Dix-neuf tableaux peints sur glace font passer devant mes yeux des scènes de la vie chinoise : voici la manière de semer le riz et celle de cueillir le thé ; puis ce sont des vues de Canton, de Wampoo et de Macao ; c’est ensuite le camp où l’empereur passe la revue de ses troupes.

Je regarde attentivement une collection que tous nos médecins d’Europe devraient aller étudier : ce sont cinq cents petites boîtes de plomb renfermant autant de simples très-rares que les Chinois emploient dans l’art de guérir.

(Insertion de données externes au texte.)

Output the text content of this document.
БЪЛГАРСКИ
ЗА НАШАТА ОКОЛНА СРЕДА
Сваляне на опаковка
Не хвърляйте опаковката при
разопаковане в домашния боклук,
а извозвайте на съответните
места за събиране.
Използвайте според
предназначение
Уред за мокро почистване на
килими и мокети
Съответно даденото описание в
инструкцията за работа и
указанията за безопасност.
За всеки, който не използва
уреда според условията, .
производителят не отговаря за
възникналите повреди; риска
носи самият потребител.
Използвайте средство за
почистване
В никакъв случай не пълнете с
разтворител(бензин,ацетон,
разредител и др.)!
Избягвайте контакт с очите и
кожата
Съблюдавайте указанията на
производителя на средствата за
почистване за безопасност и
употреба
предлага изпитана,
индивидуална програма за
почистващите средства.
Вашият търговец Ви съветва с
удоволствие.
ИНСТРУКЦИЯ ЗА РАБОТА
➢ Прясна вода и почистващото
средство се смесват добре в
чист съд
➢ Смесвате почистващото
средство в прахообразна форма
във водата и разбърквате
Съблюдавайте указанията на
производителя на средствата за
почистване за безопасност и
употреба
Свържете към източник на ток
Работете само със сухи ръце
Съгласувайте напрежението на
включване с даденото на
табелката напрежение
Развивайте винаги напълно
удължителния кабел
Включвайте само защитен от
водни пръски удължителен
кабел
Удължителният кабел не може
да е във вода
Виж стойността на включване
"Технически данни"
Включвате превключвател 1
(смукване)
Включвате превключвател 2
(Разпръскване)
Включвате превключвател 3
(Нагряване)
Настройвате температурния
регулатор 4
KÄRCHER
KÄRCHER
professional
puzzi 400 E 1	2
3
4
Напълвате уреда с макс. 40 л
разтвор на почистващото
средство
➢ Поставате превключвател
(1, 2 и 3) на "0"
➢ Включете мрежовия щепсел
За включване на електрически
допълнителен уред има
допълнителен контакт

Le Salon du Dairo, empereur ecclésiastique du Japon, captive par sa pompe. Là sont les bizarres figures de l’empereur et de l’impératrice, des gardes du corps, des musiciens, des généraux en appareil de guerre, des prêtres en habits sacerdotaux ; deux vases à encens sont suspendus à des cordes de soie. Cet ensemble est enchâssé dans une armoire de Mahoni ; au-dessus sont les armoiries de l’empereur de Chine, dans un cadre à glace.

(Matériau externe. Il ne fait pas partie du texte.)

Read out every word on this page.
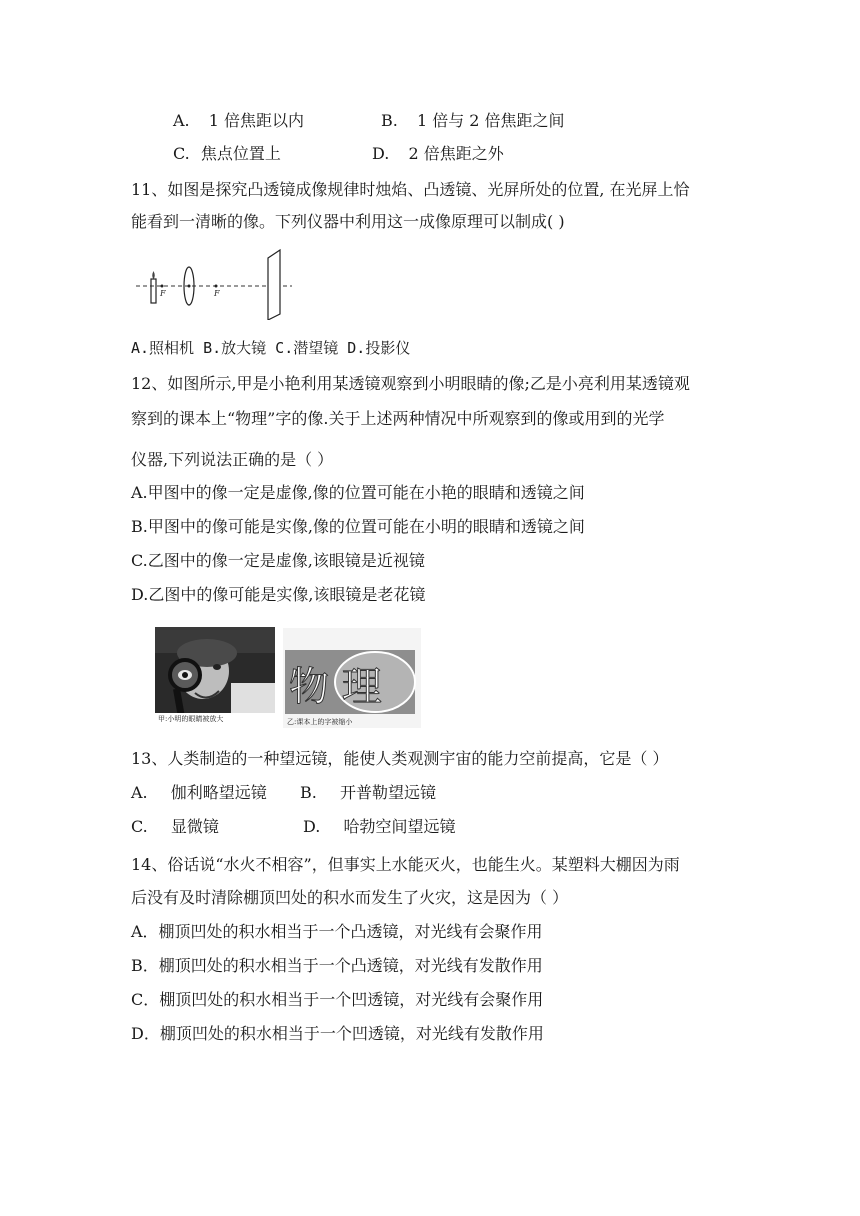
A. 1 倍焦距以内	B. 1 倍与 2 倍焦距之间
C. 焦点位置上	D. 2 倍焦距之外
11、如图是探究凸透镜成像规律时烛焰、凸透镜、光屏所处的位置, 在光屏上恰
能看到一清晰的像。下列仪器中利用这一成像原理可以制成( )
F	F
A.照相机 B.放大镜 C.潜望镜 D.投影仪
12、如图所示,甲是小艳利用某透镜观察到小明眼睛的像;乙是小亮利用某透镜观
察到的课本上“物理”字的像.关于上述两种情况中所观察到的像或用到的光学
仪器,下列说法正确的是（ ）
A.甲图中的像一定是虚像,像的位置可能在小艳的眼睛和透镜之间
B.甲图中的像可能是实像,像的位置可能在小明的眼睛和透镜之间
C.乙图中的像一定是虚像,该眼镜是近视镜
D.乙图中的像可能是实像,该眼镜是老花镜
甲:小明的眼睛被放大
物 理
乙:课本上的字被缩小
13、人类制造的一种望远镜，能使人类观测宇宙的能力空前提高，它是（ ）
A. 伽利略望远镜 B. 开普勒望远镜
C. 显微镜	D. 哈勃空间望远镜
14、俗话说“水火不相容”，但事实上水能灭火，也能生火。某塑料大棚因为雨
后没有及时清除棚顶凹处的积水而发生了火灾，这是因为（ ）
A．棚顶凹处的积水相当于一个凸透镜，对光线有会聚作用
B．棚顶凹处的积水相当于一个凸透镜，对光线有发散作用
C．棚顶凹处的积水相当于一个凹透镜，对光线有会聚作用
D．棚顶凹处的积水相当于一个凹透镜，对光线有发散作用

Voici un palanquin de mandarin de première classe, tout doré à l’intérieur.

Dans une cassette est l’attirail complet d’une chasse impériale au faucon.

Je ne puis me détacher de certains plans de villes, et des cartes qui déroulent devant moi des terres si lointaines et si peu connues. C’est le plan de Jedo, capitale de l’empereur temporel du Japon, puis celui de Miako, résidence de l’empereur spirituel ; c’est ensuite une carte de tout l’empire, dessinée par des Japonais.

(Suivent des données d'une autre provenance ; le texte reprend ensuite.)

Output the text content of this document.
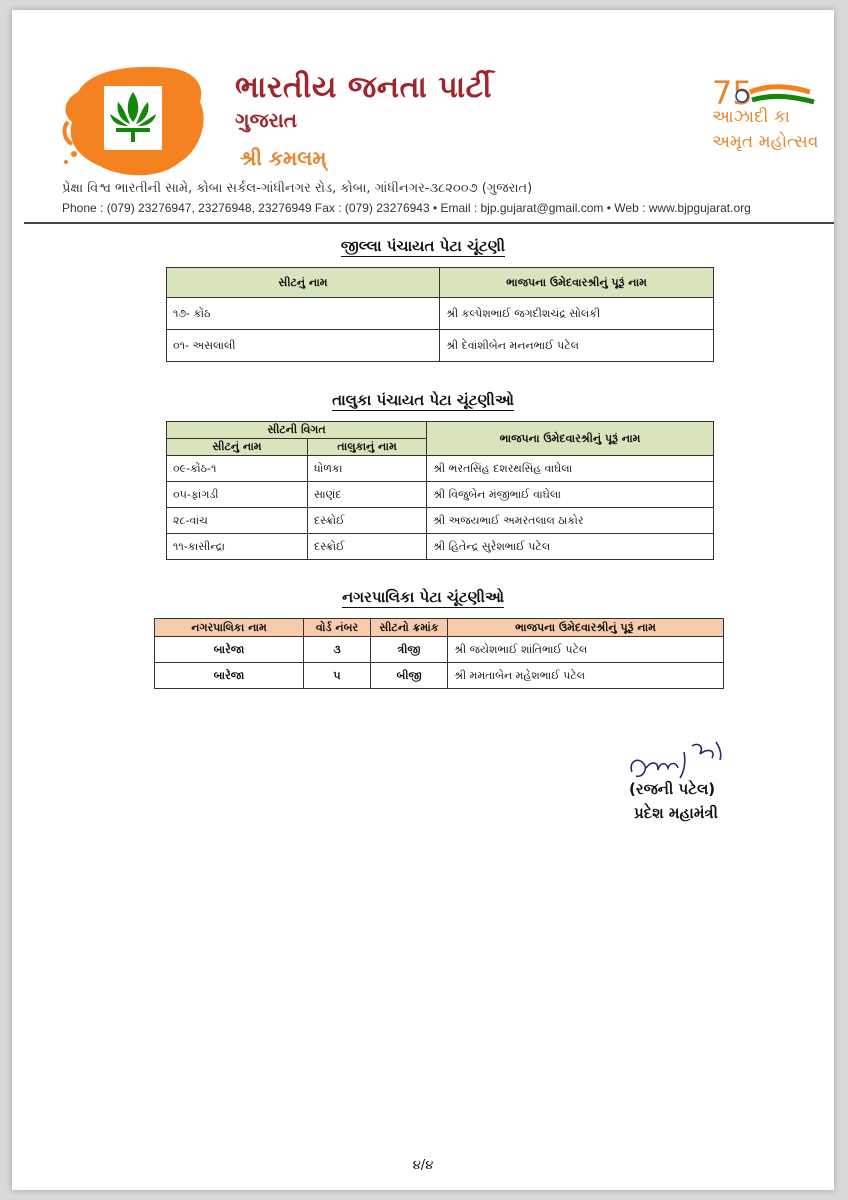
ભારતીય જનતા પાર્ટી
ગુજરાત
શ્રી કમલમ્
75
આઝાદી કા
અમૃત મહોત્સવ
પ્રેક્ષા વિશ્વ ભારતીની સામે, કોબા સર્કલ-ગાંધીનગર રોડ, કોબા, ગાંધીનગર-૩૮૨૦૦૭ (ગુજરાત)
Phone : (079) 23276947, 23276948, 23276949 Fax : (079) 23276943 • Email : bjp.gujarat@gmail.com • Web : www.bjpgujarat.org
જીલ્લા પંચાયત પેટા ચૂંટણી
સીટનું નામ	ભાજપના ઉમેદવારશ્રીનું પૂરૂં નામ
૧૭- કોંઠ	શ્રી કલ્પેશભાઈ જગદીશચંદ્ર સોલંકી
૦૧- અસલાલી	શ્રી દેવાંશીબેન મનનભાઈ પટેલ
તાલુકા પંચાયત પેટા ચૂંટણીઓ
સીટની વિગત		ભાજપના ઉમેદવારશ્રીનું પૂરૂં નામ
સીટનું નામ	તાલુકાનું નામ	
૦૯-કોંઠ-૧	ધોળકા	શ્રી ભરતસિંહ દશરથસિંહ વાઘેલા
૦૫-ફાંગડી	સાણંદ	શ્રી વિજુબેન મંજીભાઈ વાઘેલા
૨૮-વાંચ	દસ્ક્રોઈ	શ્રી અજયભાઈ અમરતલાલ ઠાકોર
૧૧-કાસીન્દ્રા	દસ્ક્રોઈ	શ્રી હિતેન્દ્ર સુરેશભાઈ પટેલ
નગરપાલિકા પેટા ચૂંટણીઓ
નગરપાલિકા નામ	વોર્ડ નંબર	સીટનો ક્રમાંક	ભાજપના ઉમેદવારશ્રીનું પૂરૂં નામ
બારેજા	૩	ત્રીજી	શ્રી જયેશભાઈ શાંતિભાઈ પટેલ
બારેજા	૫	બીજી	શ્રી મમતાબેન મહેશભાઈ પટેલ
(રજની પટેલ)
પ્રદેશ મહામંત્રી
૪/૪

J’abandonne ces vestiges d’une si étrange civilisation, et je traverse rapidement la salle consacrée aux reliques historiques des hommes célèbres ; je touche, en passant, la houppe du lit de Pierre le Grand, de son pauvre lit de charpentier à Saardam !

La soirée promet d’être magnifique : je dis adieu à la Haye, après en avoir parcouru de nouveau en voiture les plus riants quartiers ; je me fais conduire au chemin de fer qui mène à Leyde. Étendue dans le large fauteuil d’un wagon, je repose agréablement mes yeux sur l’éternelle verdure de la campagne hollandaise. Bientôt Leyde m’apparaît au son d’une musique militaire et des chants de fête qui s’élèvent dans ses jolis faubourgs. Des festons de lanternes chinoises reflètent leurs feux de mille couleurs dans le Rhin. On danse en plein air, et quelques pétards, joyeux précurseurs d’un feu d’artifice, se font entendre. Leyde fête aussi l’anniversaire de la naissance du prince d’Orange. J’aime cette entrée joyeuse dans cette ville d’université, où les étudiants sont tapageurs et toutes les jeunes filles un peu coquettes.

  1. M. Holtrop a bien voulu les copier pour moi.
  2. Le même qui vient d’accompagner en France la reine des Pays-Bas.